Will explain more in a mo…
3:31 PM · Sep 3, 2019 Ok so I moved areas. In the new area, found a free desk and confirmed with the person opposite that it was free.
Convo started well, had a little chat, nothing too heavy, just light chit chat.
Then the bombshell challenge came.
3:35 PM · Sep 3, 2019 It was just a subtle question.
One that I’d thought I’d answered well, based on their satisfied nod.
Until 3 other people came over 2 minutes later to question me further!
Proper busted.
3:37 PM · Sep 3, 2019 Credit where it’s due, the challenge was great, subtle, not aggressive and no clue that the game was up.
I made sure the questioner and his manager knew that they’d done a great job and that the challenge was spot on.
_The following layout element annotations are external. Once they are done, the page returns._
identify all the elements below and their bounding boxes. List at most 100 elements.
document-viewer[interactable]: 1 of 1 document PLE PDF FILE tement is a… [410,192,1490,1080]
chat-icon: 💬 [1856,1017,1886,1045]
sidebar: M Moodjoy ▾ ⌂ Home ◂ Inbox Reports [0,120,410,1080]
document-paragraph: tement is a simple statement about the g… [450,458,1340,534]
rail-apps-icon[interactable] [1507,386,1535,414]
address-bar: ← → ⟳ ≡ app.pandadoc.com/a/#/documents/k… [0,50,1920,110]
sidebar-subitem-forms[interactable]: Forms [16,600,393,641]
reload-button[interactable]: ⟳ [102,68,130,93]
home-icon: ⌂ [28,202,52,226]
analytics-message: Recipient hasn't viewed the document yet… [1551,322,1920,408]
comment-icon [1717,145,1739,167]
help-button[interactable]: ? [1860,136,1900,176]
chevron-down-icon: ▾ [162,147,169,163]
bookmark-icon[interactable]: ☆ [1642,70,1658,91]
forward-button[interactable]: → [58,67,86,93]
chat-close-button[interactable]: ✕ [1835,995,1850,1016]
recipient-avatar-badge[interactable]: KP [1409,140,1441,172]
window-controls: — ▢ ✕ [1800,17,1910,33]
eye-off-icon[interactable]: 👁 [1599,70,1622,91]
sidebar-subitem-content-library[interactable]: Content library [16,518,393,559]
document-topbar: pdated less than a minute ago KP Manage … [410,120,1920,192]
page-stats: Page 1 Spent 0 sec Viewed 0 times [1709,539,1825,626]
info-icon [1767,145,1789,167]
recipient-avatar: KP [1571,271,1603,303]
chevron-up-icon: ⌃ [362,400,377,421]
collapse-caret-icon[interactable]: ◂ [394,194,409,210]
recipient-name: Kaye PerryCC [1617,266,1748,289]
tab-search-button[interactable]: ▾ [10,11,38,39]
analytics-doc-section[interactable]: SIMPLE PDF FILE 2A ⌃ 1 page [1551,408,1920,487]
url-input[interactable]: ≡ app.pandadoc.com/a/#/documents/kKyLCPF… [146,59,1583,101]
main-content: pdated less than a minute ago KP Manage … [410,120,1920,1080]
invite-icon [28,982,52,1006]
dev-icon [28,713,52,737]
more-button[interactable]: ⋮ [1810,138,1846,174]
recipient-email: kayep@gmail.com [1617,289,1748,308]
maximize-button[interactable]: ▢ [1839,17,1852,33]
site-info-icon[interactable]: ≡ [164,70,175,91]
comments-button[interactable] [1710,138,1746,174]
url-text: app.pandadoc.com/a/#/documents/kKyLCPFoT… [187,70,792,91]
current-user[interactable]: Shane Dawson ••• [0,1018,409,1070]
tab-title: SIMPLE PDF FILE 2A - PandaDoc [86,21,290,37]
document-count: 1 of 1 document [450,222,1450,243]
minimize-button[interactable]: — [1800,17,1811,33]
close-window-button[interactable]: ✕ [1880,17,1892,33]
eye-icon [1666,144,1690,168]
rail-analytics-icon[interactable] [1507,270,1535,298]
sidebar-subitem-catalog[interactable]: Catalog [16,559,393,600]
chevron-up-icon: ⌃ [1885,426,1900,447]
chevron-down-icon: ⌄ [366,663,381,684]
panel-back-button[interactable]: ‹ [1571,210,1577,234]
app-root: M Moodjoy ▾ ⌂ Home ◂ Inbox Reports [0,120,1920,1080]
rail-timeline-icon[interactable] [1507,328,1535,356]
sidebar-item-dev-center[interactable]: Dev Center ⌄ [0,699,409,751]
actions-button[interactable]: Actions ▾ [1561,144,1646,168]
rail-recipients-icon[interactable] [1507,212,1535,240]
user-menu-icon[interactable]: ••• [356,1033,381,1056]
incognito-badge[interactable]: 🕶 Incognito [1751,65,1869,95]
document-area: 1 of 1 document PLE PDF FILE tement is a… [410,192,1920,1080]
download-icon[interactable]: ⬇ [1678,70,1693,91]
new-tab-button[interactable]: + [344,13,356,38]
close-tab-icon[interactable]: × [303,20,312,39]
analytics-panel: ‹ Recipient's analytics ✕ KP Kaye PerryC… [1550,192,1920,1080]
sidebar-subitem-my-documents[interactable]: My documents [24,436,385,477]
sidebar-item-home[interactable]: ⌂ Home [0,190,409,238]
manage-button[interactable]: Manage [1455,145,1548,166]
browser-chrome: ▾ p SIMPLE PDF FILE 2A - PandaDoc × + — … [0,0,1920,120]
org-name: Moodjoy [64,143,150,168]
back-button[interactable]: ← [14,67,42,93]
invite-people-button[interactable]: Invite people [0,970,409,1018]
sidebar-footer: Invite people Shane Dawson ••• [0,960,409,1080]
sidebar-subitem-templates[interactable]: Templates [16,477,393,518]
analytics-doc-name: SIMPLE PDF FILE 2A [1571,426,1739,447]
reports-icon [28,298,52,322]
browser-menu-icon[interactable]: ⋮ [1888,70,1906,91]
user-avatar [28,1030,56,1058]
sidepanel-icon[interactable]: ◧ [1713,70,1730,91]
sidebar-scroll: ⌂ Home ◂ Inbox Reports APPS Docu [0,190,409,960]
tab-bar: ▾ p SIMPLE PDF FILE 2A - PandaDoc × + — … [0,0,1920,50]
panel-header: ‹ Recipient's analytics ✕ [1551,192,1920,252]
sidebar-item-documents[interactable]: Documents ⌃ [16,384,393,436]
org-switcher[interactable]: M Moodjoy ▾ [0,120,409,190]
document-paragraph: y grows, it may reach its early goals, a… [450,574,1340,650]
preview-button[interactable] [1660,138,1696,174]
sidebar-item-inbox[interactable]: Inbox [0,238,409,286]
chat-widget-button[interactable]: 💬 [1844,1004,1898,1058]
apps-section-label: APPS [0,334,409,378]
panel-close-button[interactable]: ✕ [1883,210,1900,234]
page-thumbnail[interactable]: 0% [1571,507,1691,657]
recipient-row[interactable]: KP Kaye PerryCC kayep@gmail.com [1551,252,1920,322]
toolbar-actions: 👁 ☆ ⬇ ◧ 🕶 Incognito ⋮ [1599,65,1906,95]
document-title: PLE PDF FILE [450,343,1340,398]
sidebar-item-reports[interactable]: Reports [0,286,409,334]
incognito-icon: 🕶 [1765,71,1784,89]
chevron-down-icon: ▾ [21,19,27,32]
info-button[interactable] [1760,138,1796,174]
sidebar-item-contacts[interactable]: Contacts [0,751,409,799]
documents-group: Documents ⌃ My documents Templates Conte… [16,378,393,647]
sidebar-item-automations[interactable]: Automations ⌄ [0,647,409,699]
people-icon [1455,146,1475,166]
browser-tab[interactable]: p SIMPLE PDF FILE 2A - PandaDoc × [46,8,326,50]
3:40 PM · Sep 3, 2019 There’s other stuff going on, and being tested, but from the physical entry side of things, this chapter is done.
Recommendations
As an industry we tend to use the word “challenge” when advising on how to deal with potential intruders. It’s the right word, but it implies conflict, and the idea of conflict can discourage your staff from acting.
Maybe “question” would be better. I suggest that if staff are unsure about a person they should simply ask them questions. They shouldn’t be confrontational, and the replies should be treated as correct.
…which makes it easier to ask more questions.
It’s best done in a friendly and assertive way. What tends to happen is that the potential intruder will feel comfortable and so will be less likely to move on or respond with a challenge. Obviously the answers will need verifying.
The more questions asked, the more likely it is that the intruder will make a mistake. If they do slip up, you don’t necessarily need to let on, but you do need to notify the right people in your organisation ASAP.